Over the past few months, Senator Thune has hosted similar Farm Bill roundtables with farmers and ranchers in the Aberdeen area and in the western part of the state.

“Hearing from people in every quadrant of South Dakota, because it’s different,” Thune said. “In the livestock world, country of origin labeling is a high priority for farmers in western South Dakota.”

But during Tuesday’s Farm Bill roundtable in Sioux Falls, the Senator heard from pork producers who have a different view on the country of origin labeling.

“With pork, it’s a little different situation, we do import a lot of our feeder pigs out of Canada, so that’s a good relationship with us,” Craig Anderson with SD Pork said.

This is the 5th farm bill Senator Thune has worked on and says these conversations with local producers are a key part of successfully updating federal programs.
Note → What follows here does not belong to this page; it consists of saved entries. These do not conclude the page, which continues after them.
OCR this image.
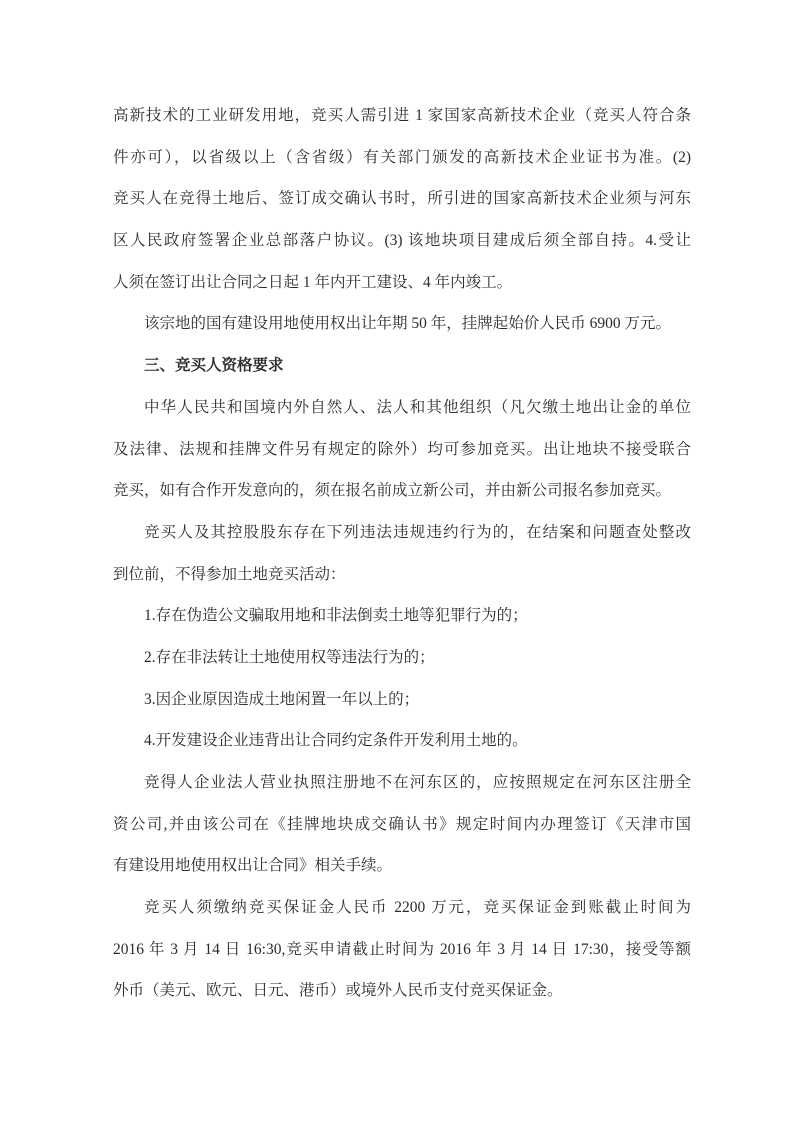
高新技术的工业研发用地，竞买人需引进 1 家国家高新技术企业（竞买人符合条
件亦可），以省级以上（含省级）有关部门颁发的高新技术企业证书为准。(2)
竞买人在竞得土地后、签订成交确认书时，所引进的国家高新技术企业须与河东
区人民政府签署企业总部落户协议。(3) 该地块项目建成后须全部自持。4.受让
人须在签订出让合同之日起 1 年内开工建设、4 年内竣工。
该宗地的国有建设用地使用权出让年期 50 年，挂牌起始价人民币 6900 万元。
三、竞买人资格要求
中华人民共和国境内外自然人、法人和其他组织（凡欠缴土地出让金的单位
及法律、法规和挂牌文件另有规定的除外）均可参加竞买。出让地块不接受联合
竞买，如有合作开发意向的，须在报名前成立新公司，并由新公司报名参加竞买。
竞买人及其控股股东存在下列违法违规违约行为的，在结案和问题查处整改
到位前，不得参加土地竞买活动：
1.存在伪造公文骗取用地和非法倒卖土地等犯罪行为的；
2.存在非法转让土地使用权等违法行为的；
3.因企业原因造成土地闲置一年以上的；
4.开发建设企业违背出让合同约定条件开发利用土地的。
竞得人企业法人营业执照注册地不在河东区的，应按照规定在河东区注册全
资公司,并由该公司在《挂牌地块成交确认书》规定时间内办理签订《天津市国
有建设用地使用权出让合同》相关手续。
竞买人须缴纳竞买保证金人民币 2200 万元，竞买保证金到账截止时间为
2016 年 3 月 14 日 16:30,竞买申请截止时间为 2016 年 3 月 14 日 17:30，接受等额
外币（美元、欧元、日元、港币）或境外人民币支付竞买保证金。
“In almost every farm bill we’ve done so far, the best ideas have come from meetings with people in the state,” Thune said.

“Crop insurance is so important for the family farm,” Allens said.
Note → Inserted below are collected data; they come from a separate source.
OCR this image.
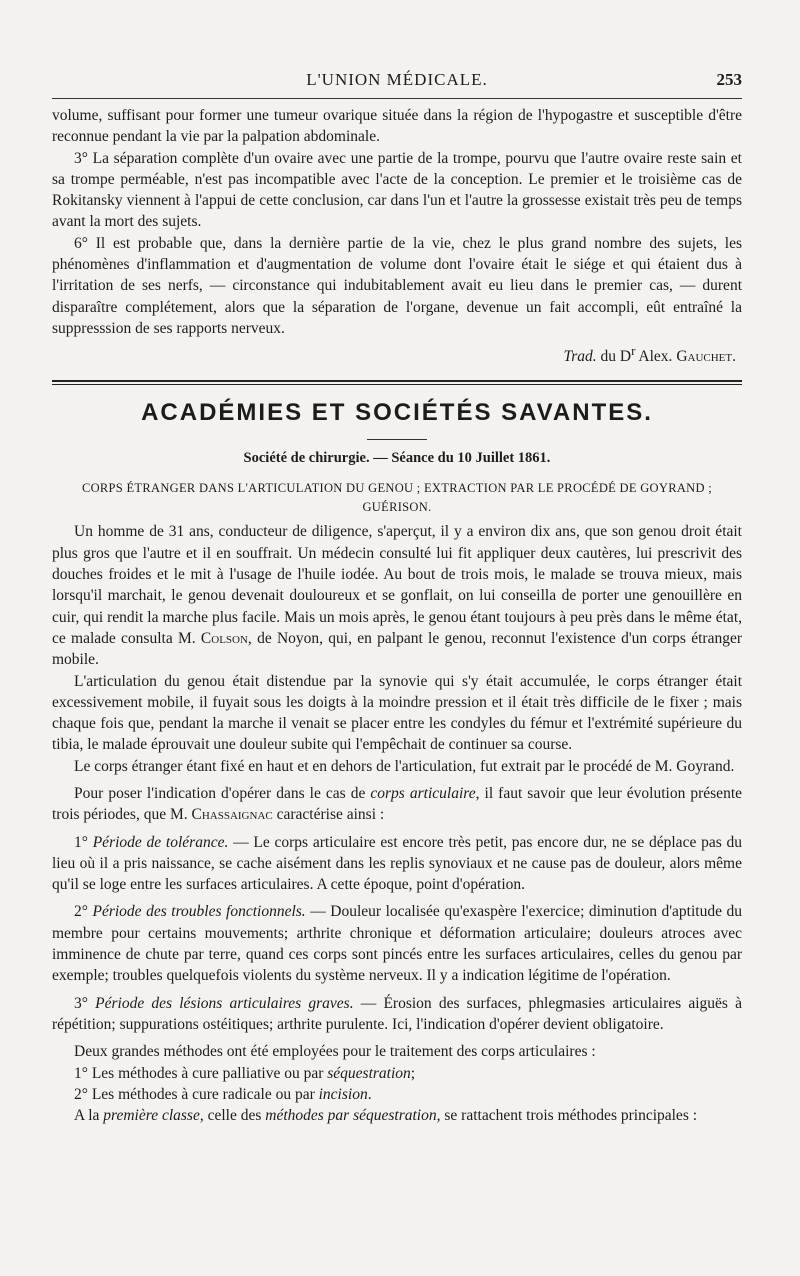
L'UNION MÉDICALE.	253

volume, suffisant pour former une tumeur ovarique située dans la région de l'hypogastre et susceptible d'être reconnue pendant la vie par la palpation abdominale.

3° La séparation complète d'un ovaire avec une partie de la trompe, pourvu que l'autre ovaire reste sain et sa trompe perméable, n'est pas incompatible avec l'acte de la conception. Le premier et le troisième cas de Rokitansky viennent à l'appui de cette conclusion, car dans l'un et l'autre la grossesse existait très peu de temps avant la mort des sujets.

6° Il est probable que, dans la dernière partie de la vie, chez le plus grand nombre des sujets, les phénomènes d'inflammation et d'augmentation de volume dont l'ovaire était le siége et qui étaient dus à l'irritation de ses nerfs, — circonstance qui indubitablement avait eu lieu dans le premier cas, — durent disparaître complétement, alors que la séparation de l'organe, devenue un fait accompli, eût entraîné la suppresssion de ses rapports nerveux.

Trad. du $D^r$ Alex. Gauchet.
ACADÉMIES ET SOCIÉTÉS SAVANTES.
Société de chirurgie. — Séance du 10 Juillet 1861.
CORPS ÉTRANGER DANS L'ARTICULATION DU GENOU ; EXTRACTION PAR LE PROCÉDÉ DE GOYRAND ; GUÉRISON.

Un homme de 31 ans, conducteur de diligence, s'aperçut, il y a environ dix ans, que son genou droit était plus gros que l'autre et il en souffrait. Un médecin consulté lui fit appliquer deux cautères, lui prescrivit des douches froides et le mit à l'usage de l'huile iodée. Au bout de trois mois, le malade se trouva mieux, mais lorsqu'il marchait, le genou devenait douloureux et se gonflait, on lui conseilla de porter une genouillère en cuir, qui rendit la marche plus facile. Mais un mois après, le genou étant toujours à peu près dans le même état, ce malade consulta M. Colson, de Noyon, qui, en palpant le genou, reconnut l'existence d'un corps étranger mobile.

L'articulation du genou était distendue par la synovie qui s'y était accumulée, le corps étranger était excessivement mobile, il fuyait sous les doigts à la moindre pression et il était très difficile de le fixer ; mais chaque fois que, pendant la marche il venait se placer entre les condyles du fémur et l'extrémité supérieure du tibia, le malade éprouvait une douleur subite qui l'empêchait de continuer sa course.

Le corps étranger étant fixé en haut et en dehors de l'articulation, fut extrait par le procédé de M. Goyrand.

Pour poser l'indication d'opérer dans le cas de corps articulaire, il faut savoir que leur évolution présente trois périodes, que M. Chassaignac caractérise ainsi :

1° Période de tolérance. — Le corps articulaire est encore très petit, pas encore dur, ne se déplace pas du lieu où il a pris naissance, se cache aisément dans les replis synoviaux et ne cause pas de douleur, alors même qu'il se loge entre les surfaces articulaires. A cette époque, point d'opération.

2° Période des troubles fonctionnels. — Douleur localisée qu'exaspère l'exercice; diminution d'aptitude du membre pour certains mouvements; arthrite chronique et déformation articulaire; douleurs atroces avec imminence de chute par terre, quand ces corps sont pincés entre les surfaces articulaires, celles du genou par exemple; troubles quelquefois violents du système nerveux. Il y a indication légitime de l'opération.

3° Période des lésions articulaires graves. — Érosion des surfaces, phlegmasies articulaires aiguës à répétition; suppurations ostéitiques; arthrite purulente. Ici, l'indication d'opérer devient obligatoire.

Deux grandes méthodes ont été employées pour le traitement des corps articulaires :

1° Les méthodes à cure palliative ou par séquestration;

2° Les méthodes à cure radicale ou par incision.

A la première classe, celle des méthodes par séquestration, se rattachent trois méthodes principales :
Priorities producers are thankful to be able to share and hopefully make an impact in their communities.

“We join these organizations to be the voice for our neighbors, for our own farm, for the counties we represent, and so for us to sit here with Senator Thune to tell him what’s on our plates and what’s important to us gives merit to why we’re a part of these organizations,” Allen said.

Along with country of origin labeling, Senator Thune expects to see several congressional hearings and discussions on helping nutrition programs work more efficiently, how to best help farmers with crop insurance and other natural disasters, along with several new conversations about conservation and carbon emissions.

“I can see a robust conversation about how agriculture may be able to benefit from the increasing emphasis the country is placing on reducing carbon emissions,” Senator Thune said.

“There’s a lot of things farmers are doing right now that are sequestering carbon, can prove we’re helping out with good, climate friendly farming,” Allen said. 

The Farm Bill is up for renewal this September, something that generally happens once every four or five years, depending on extensions. 

Senator Thune has also met with representatives from Feeding South Dakota to hear about their needs; he says roughly 80 to 85 percent of the spending in the Farm Bill is for the nutrition program. Senator Thune does not expect to see an increase in funding for the agricultural portion of the Farm Bill.

“That means anything we want to do to change any other title of the program, we’ll have to figure how to pay for it from somewhere else,” Thune said.